Evaluate $\int_M(x-y^2+z^3)dS$ when $M$ is the part of the cylinder $x^2+y^2=a^2$ where $a>0$ which is between the two planes $x-z=0$ and $x+z=0$.
So I did not manage to use green/gauss/stocks, so I tried to solve it as a surface integral.
first to find $\|n\|$ we use the parameterisation $\phi(u,v)=(a\cos (u),a\sin (u),v)$
$\phi_u\times\phi_v=(a\cos(u),a\sin(u),0)$
So $\|n\|=a$
So the integral is $\iint (a \cos(u)-a^2\sin^2(u)+v^3)adudv$ but I can I find the limit of integration? I know that $u\in[0,2\pi]$ and as for $v$ is is bounded by $x$ and $-x$
P.S or I can say that $F=\nabla\cdot(\frac{x^2}{2},-\frac{y^3}{3},\frac{z^4}{4})$ and so I can use gauss?
On $\phi(r,t,v)=(r\cos t,r\sin t,v)$ where $\theta\in[0,2\pi],r\in[0,a],v\in[-r \cos \theta,\cos\theta]$
You have to compute this as a surface integral. Stokes' and Gauss' theorems deal with the flux of certain vector fields across a surface, but here a scalar function (representing, e.g., a temperature) is integrated over $M$.

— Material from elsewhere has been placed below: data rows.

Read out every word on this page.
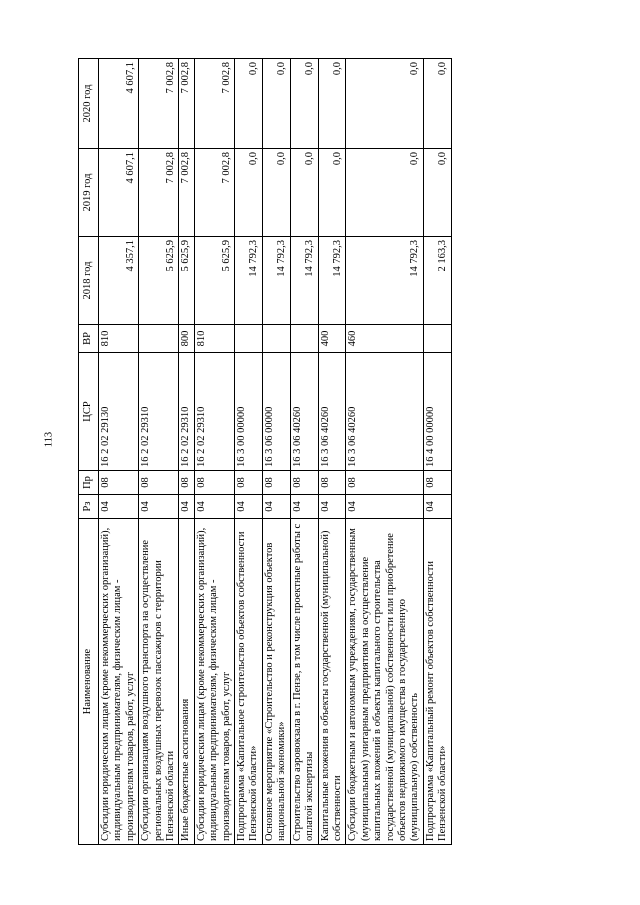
113
Наименование	Рз	Пр	ЦСР	ВР	2018 год	2019 год	2020 год
Субсидии юридическим лицам (кроме некоммерческих организаций), индивидуальным предпринимателям, физическим лицам - производителям товаров, работ, услуг	04	08	16 2 02 29130	810	4 357,1	4 607,1	4 607,1
Субсидии организациям воздушного транспорта на осуществление региональных воздушных перевозок пассажиров с территории Пензенской области	04	08	16 2 02 29310		5 625,9	7 002,8	7 002,8
Иные бюджетные ассигнования	04	08	16 2 02 29310	800	5 625,9	7 002,8	7 002,8
Субсидии юридическим лицам (кроме некоммерческих организаций), индивидуальным предпринимателям, физическим лицам - производителям товаров, работ, услуг	04	08	16 2 02 29310	810	5 625,9	7 002,8	7 002,8
Подпрограмма «Капитальное строительство объектов собственности Пензенской области»	04	08	16 3 00 00000		14 792,3	0,0	0,0
Основное мероприятие «Строительство и реконструкция объектов национальной экономики»	04	08	16 3 06 00000		14 792,3	0,0	0,0
Строительство аэровокзала в г. Пензе, в том числе проектные работы с оплатой экспертизы	04	08	16 3 06 40260		14 792,3	0,0	0,0
Капитальные вложения в объекты государственной (муниципальной) собственности	04	08	16 3 06 40260	400	14 792,3	0,0	0,0
Субсидии бюджетным и автономным учреждениям, государственным (муниципальным) унитарным предприятиям на осуществление капитальных вложений в объекты капитального строительства государственной (муниципальной) собственности или приобретение объектов недвижимого имущества в государственную (муниципальную) собственность	04	08	16 3 06 40260	460	14 792,3	0,0	0,0
Подпрограмма «Капитальный ремонт объектов собственности Пензенской области»	04	08	16 4 00 00000		2 163,3	0,0	0,0
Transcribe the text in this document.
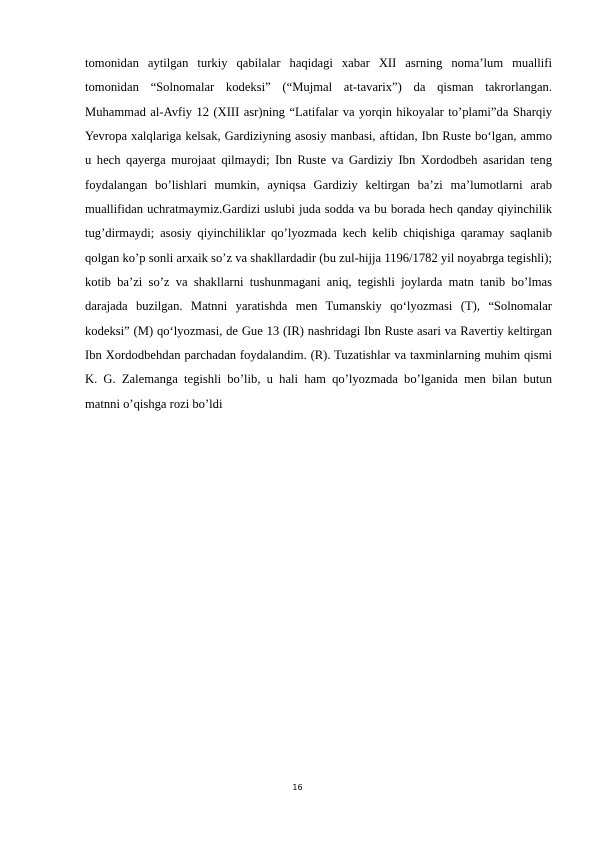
tomonidan aytilgan turkiy qabilalar haqidagi xabar XII asrning noma’lum muallifi tomonidan “Solnomalar kodeksi” (“Mujmal at-tavarix”) da qisman takrorlangan. Muhammad al-Avfiy 12 (XIII asr)ning “Latifalar va yorqin hikoyalar to’plami”da Sharqiy Yevropa xalqlariga kelsak, Gardiziyning asosiy manbasi, aftidan, Ibn Ruste bo‘lgan, ammo u hech qayerga murojaat qilmaydi; Ibn Ruste va Gardiziy Ibn Xordodbeh asaridan teng foydalangan bo’lishlari mumkin, ayniqsa Gardiziy keltirgan ba’zi ma’lumotlarni arab muallifidan uchratmaymiz.Gardizi uslubi juda sodda va bu borada hech qanday qiyinchilik tug’dirmaydi; asosiy qiyinchiliklar qo’lyozmada kech kelib chiqishiga qaramay saqlanib qolgan ko’p sonli arxaik so’z va shakllardadir (bu zul-hijja 1196/1782 yil noyabrga tegishli); kotib ba’zi so’z va shakllarni tushunmagani aniq, tegishli joylarda matn tanib bo’lmas darajada buzilgan. Matnni yaratishda men Tumanskiy qo‘lyozmasi (T), “Solnomalar kodeksi” (M) qo‘lyozmasi, de Gue 13 (IR) nashridagi Ibn Ruste asari va Ravertiy keltirgan Ibn Xordodbehdan parchadan foydalandim. (R). Tuzatishlar va taxminlarning muhim qismi K. G. Zalemanga tegishli bo’lib, u hali ham qo’lyozmada bo’lganida men bilan butun matnni o’qishga rozi bo’ldi

16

Your parametrization is fine, and leads to the scalar surface element $${\rm d}S=|\phi_u\times\phi_v|\>{\rm d}(u,v)=a\>{\rm d}(u,v)\ .$$ In a sketch of the $(x,z)$-plane you can see that the part of the cylinder we are interested in is characterized by $|z|\leq |x|$, or $|v|\leq a|\cos u|$. Therefore we have to split the integral ($=:J$) into two parts corresponding to $-{\pi\over2}\leq u\leq{\pi\over2}$ and ${\pi\over2}\leq u\leq{3\pi\over2}$. In this way we obtain $$J=a\int_{-\pi/2}^{\pi/2}\int_{-a\cos u}^{a\cos u}\Psi(u,v)\>dv\>du+a\int_{\pi/2}^{3\pi/2}\int_{a\cos u}^{-a\cos u}\Psi(u,v)\>dv\>du\ .$$ Here $\Psi(u,v)$ denotes the pullback $$\Psi(u,v)=(x-y^2+z^3)\biggr|_{(x,y,z):=\phi(u,v)}=a\cos u-a^2\sin^2 u +v^3\ .$$ It becomes obvious that the contribution of the $v^3$ term is zero, by symmetry. I may leave the rest to you.